Lowcountry Headlines

 

Now's the time to prepare for hurricane season

From our News Partners at WCBD-TV:

It's that time of year again when we start to focus our attention on the Atlantic Ocean...and not just because of beach days. Hurricane season is right around the corner and even though the season is still a week and a half away, its never to early to get prepared. As residents of the east coast, we must be ready every year as though a big one will hit.

Colorado State University issues a forecast every year for the Atlantic hurricane season. This year the numbers are below average.
CSU is forecasting nine named storms. Of those storms, three are expected to be hurricanes which is half of the average expected in a year. Of those three storms, only one is predicted to be a category three storm or stronger.

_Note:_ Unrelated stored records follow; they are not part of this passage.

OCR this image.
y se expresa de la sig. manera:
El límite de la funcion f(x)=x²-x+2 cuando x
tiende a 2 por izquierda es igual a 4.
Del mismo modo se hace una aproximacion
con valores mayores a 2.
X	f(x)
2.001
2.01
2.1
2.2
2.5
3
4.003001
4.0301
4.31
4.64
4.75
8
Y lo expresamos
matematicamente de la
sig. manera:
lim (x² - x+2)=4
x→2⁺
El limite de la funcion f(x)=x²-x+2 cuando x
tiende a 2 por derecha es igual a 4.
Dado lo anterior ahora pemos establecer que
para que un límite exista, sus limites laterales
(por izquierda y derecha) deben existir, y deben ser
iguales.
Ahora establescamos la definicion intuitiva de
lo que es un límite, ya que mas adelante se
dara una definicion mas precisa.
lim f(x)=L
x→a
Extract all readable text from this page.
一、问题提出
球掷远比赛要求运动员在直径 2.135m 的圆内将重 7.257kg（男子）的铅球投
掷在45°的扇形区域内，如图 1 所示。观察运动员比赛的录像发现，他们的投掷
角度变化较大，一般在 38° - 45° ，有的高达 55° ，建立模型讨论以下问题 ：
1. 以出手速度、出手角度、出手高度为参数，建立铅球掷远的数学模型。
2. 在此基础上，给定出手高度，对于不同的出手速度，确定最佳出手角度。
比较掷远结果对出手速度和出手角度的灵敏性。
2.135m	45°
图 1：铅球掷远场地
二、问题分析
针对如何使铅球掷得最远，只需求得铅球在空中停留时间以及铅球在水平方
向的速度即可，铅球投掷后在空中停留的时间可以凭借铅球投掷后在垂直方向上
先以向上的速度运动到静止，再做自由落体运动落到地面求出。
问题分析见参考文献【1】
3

During an average year there are 12 named storms. Six of those will become hurricanes of which two will be major hurricanes.
So as you can see, this year's numbers are well below average.

The StormTeam 2 in house model also puts out a yearly forecast which looks very similar. Nine to 11 named storms are expected of which four to six would become hurricanes. The forecast for a major, category three hurricane or stronger ranges from none to just two.

But just because the numbers are below normal does *not* mean the impact will be low.

Ask anyone who lived in Florida during the 1992 hurricane season. That year, there were only seven named storms of which four became hurricanes. Of those four, only one made landfall but it was one of the most powerful storms to ever hit the United States.

Hurricane Andrew hit the coast of Florida as a category five storm, making it the most recent of three category five storms that have hit the States. In a otherwise relatively quiet hurricane season, we ended up seeing one of the most destructive storms in history.

So the bottom line is all it takes is one storm to change life in the Lowcountry. That's the reason we harp so much on being prepared for hurricanes.